Professores alegaram necessidade de fazer planejamento
Mesmo tendo encerrado a greve na tarde de terça-feira (1º), os professores da rede municipal de ensino de Feira de Santana não retornaram às salas-de-aula na quarta (2), como determinou, em nota, a Secretaria Municipal de Educação (Seduc).
Logo após a assembleia que pôs fim à greve, realizada no espaço de eventos da Gelateria Italiana, os educadores decidiram que o retorno às aulas só vai ocorrer na segunda-feira (7). Marlede Oliveira, diretora da APLB - Sindicato dos Trabalhadores em Educação do Estado da Bahia, afirmou que não houve Jornada Pedagógica e que as escolas precisam fazer seu planejamento.
Algumas reportagens no site da Prefeitura Municipal, entretanto, relatam, inclusive com fotos, que a Jornada Pedagógica aconteceu entre 1 a 3 de fevereiro, no Auditório Central da Uefs.
Apenas a palestra de abertura foi cancelada, por conta de um protesto da APLB – era o prenúncio da greve. O que ocorre é que um dos textos diz: "Nestas quarta e quinta-feira, respectivamente 4 e 5 de fevereiro, a Jornada Pedagógica tem continuidade nas escolas municipais e a programação fica a cargo da gestão das unidades de ensino". Esta “continuidade” foi que não aconteceu, dando lugar a reunião para articular a greve.
De fato, as escolas municipais estão realizando um planejamento interno, como pôde confirmar a equipe da Tribuna em algumas delas. Liliane Santiago, vice-diretora da Escola Municipal Antônio Gonçalves da Silva, no Parque Ipê, considera que apenas “o início da Jornada Pedagógica” se deu na Uefs, quando “foi feita uma assembleia pela APLB e aí os professores, em votação unânime, decidiram não retornar às escolas, e foi o que aconteceu”.
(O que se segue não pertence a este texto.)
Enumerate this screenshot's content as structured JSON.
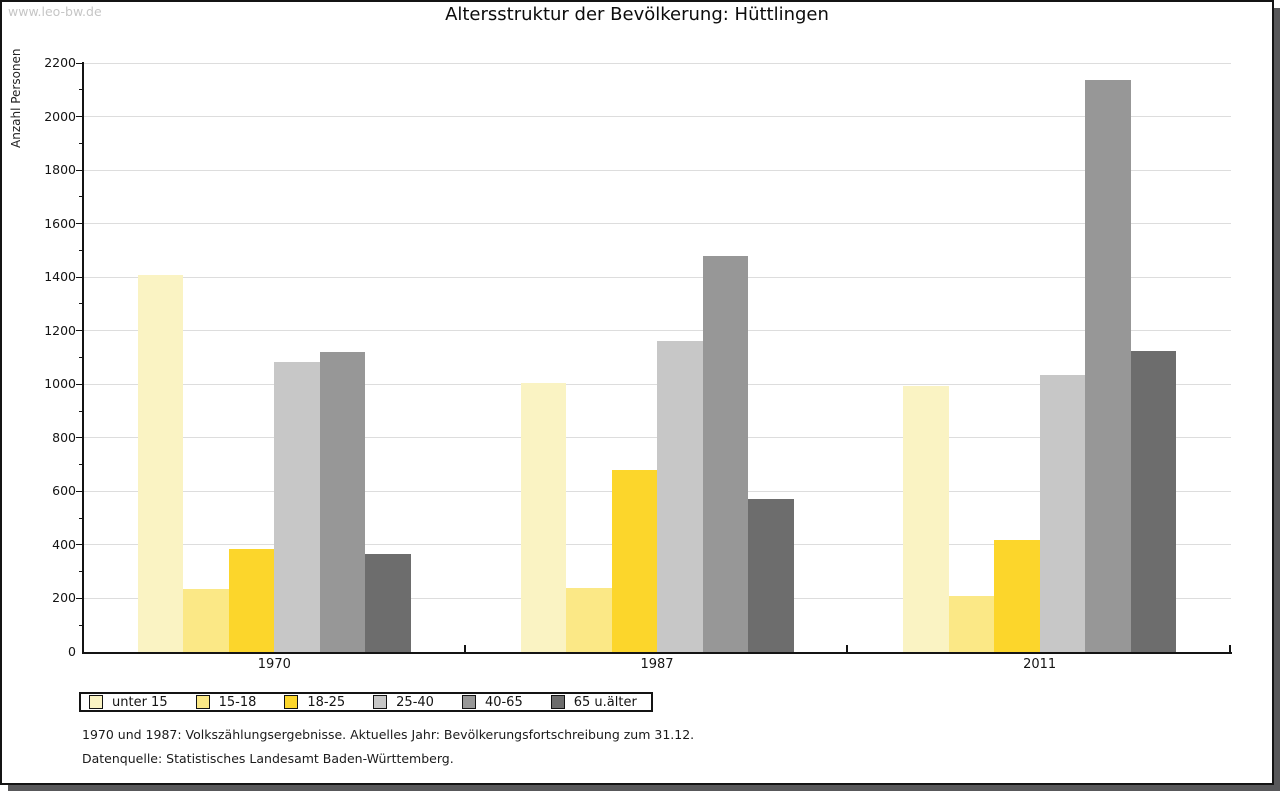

Segundo ela, o segundo momento da Jornada, com isso, ocorre agora, entre quarta e sexta-feira (4). “A gente está cumprindo aquilo que foi acordado junto com a APLB, junto com o sindicato, e também a Seduc está sabendo disso”, relata Liliane.
“Pode ser que alguma escola esteja tendo aula, mas nós não temos conhecimento”, contou Maria das Graças dos Santos, secretária da APLB.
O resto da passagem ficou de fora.